Regret over triumph. Not "tell me about a hard problem you solved" — that invites hero narratives. "Tell me about a system you built that you'd build completely differently today." If someone can't name a system they regret, they either haven't built enough or they haven't been paying attention. The real signal isn't in the story — it's in the follow-ups. "Walk me through the exact data model change." "How did the metrics actually move after the fix?" Superficial narratives collapse on specifics. Earned regret doesn't.
Format selection. Some people undersell themselves in writing and are consistently better out loud. Others are the reverse. If I default to a written take-home for someone whose signal lives in conversation, I'm testing the wrong thing. The format of the evaluation is itself a design decision — and getting it wrong means you're measuring your instrument, not the candidate.
#The Bigger Problem
I keep framing this as an interviewing challenge, but the pattern extends past engineering.
A teacher assigns a five-paragraph essay on the causes of the Civil War. A student submits something clean, well-structured, grammatically perfect. The old test measured what my live coding exercise measured: can you produce the artifact? The better teachers are doing what the better interviewers are doing — testing judgment about the artifact instead of production of it. Here's an AI-generated essay. What's wrong with it? What assumption is it making? What would you add that the model couldn't know?

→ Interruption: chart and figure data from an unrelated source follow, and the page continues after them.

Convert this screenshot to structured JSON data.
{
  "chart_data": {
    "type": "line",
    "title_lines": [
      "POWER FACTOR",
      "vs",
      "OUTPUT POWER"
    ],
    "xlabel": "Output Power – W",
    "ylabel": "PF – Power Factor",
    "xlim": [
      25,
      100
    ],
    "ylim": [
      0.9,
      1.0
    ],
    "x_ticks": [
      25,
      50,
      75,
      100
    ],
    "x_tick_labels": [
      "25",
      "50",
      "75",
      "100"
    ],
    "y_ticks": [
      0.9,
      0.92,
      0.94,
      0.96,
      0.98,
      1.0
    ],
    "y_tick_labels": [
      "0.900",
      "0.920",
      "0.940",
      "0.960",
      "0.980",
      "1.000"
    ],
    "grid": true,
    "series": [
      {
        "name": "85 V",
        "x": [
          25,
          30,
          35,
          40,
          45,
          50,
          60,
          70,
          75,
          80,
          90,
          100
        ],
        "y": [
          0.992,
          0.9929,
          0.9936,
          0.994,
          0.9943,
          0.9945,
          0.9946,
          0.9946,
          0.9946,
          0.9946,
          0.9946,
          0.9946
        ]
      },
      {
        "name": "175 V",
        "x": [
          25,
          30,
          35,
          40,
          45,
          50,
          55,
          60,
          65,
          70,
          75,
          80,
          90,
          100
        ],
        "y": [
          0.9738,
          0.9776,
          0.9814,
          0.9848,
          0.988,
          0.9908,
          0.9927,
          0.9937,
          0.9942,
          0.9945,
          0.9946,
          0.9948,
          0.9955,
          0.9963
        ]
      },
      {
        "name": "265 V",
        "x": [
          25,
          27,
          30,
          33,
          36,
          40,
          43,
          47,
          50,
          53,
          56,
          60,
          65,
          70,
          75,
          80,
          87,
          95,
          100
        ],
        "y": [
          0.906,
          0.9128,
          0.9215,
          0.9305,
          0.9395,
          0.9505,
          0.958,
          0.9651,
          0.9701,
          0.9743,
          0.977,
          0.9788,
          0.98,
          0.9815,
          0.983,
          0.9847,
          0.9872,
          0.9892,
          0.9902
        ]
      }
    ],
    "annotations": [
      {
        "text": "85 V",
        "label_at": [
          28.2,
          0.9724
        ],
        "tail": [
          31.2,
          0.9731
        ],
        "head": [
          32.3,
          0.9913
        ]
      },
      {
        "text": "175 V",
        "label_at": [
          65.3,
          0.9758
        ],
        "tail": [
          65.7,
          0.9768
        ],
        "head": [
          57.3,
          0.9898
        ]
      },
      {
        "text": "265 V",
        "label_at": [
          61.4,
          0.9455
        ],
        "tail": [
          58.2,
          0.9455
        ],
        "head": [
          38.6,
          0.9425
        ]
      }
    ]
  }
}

Medical boards are facing it. Law schools are facing it. The artifact was a proxy for understanding, and the proxy broke.

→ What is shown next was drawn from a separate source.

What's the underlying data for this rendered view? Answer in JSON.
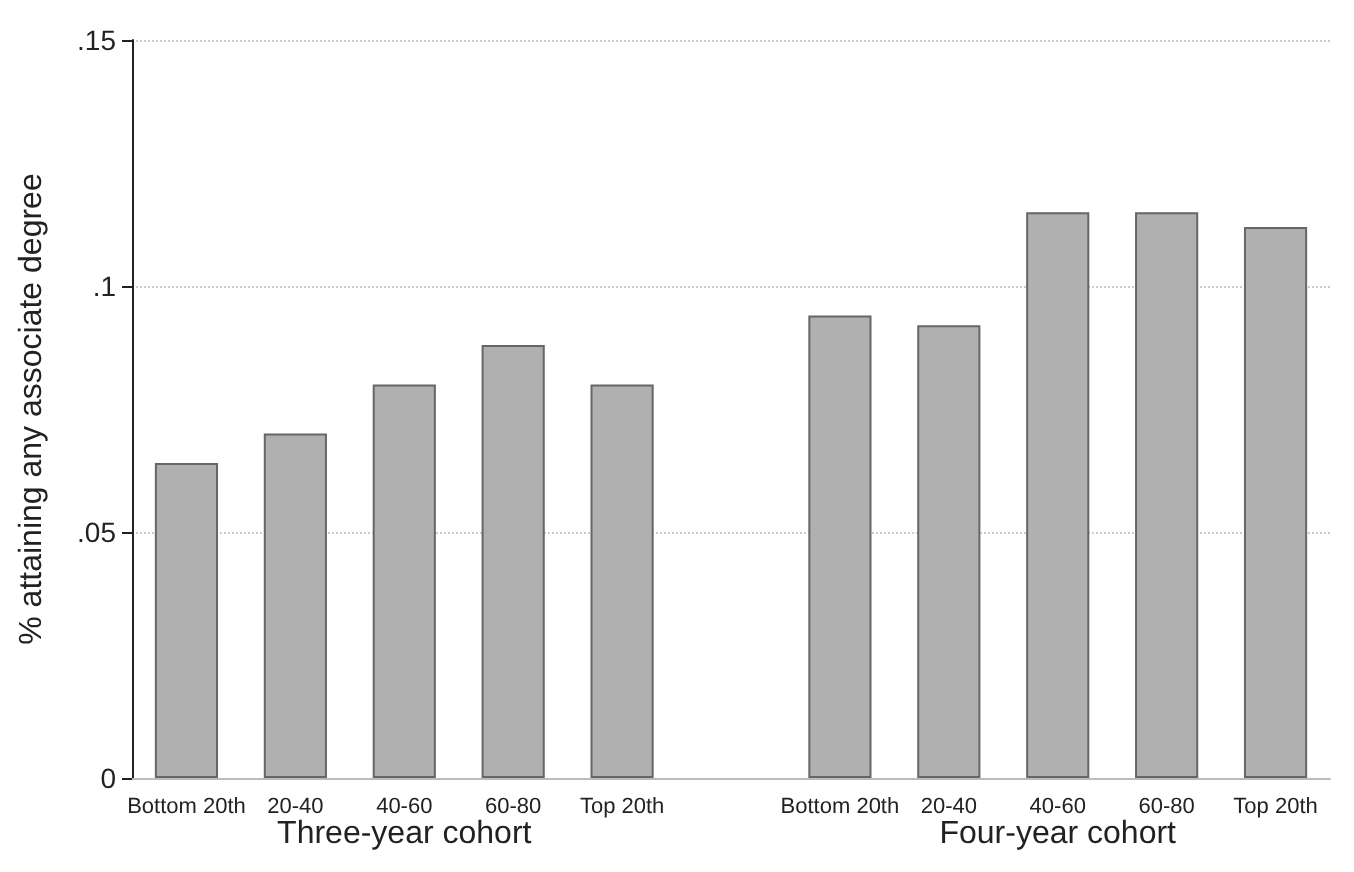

Output was convenient. It was legible. You could grade it, score it, compare it across candidates. Judgment is none of those things. Many of the things that matter most about expertise are also the hardest to measure. We got lucky for a while — production correlated with understanding, so we could measure the easy thing and infer the hard thing. That shortcut is disappearing.
#What's Left
AI didn't eliminate the need to evaluate engineers. It eliminated the convenience of using code as a proxy for engineering judgment.
For the first few months after the ground shifted, it felt like starting over. My usual questions didn't land. The formats I'd spent years refining felt like testing penmanship in the age of keyboards.
But the formats broke. The instinct didn't.
The signal is the same signal it always was — the pauses, the "actually, wait," the flinch at a design that's going to be a problem at 3am, the willingness to say "I built this and it was wrong and here's what I learned." It just doesn't show up in the same place anymore. I have to look for it differently.
I'm not starting over. I'm recalibrating. Which is what I've been doing every few years for fifteen years anyway.
The difference is that this time, everyone else is recalibrating too.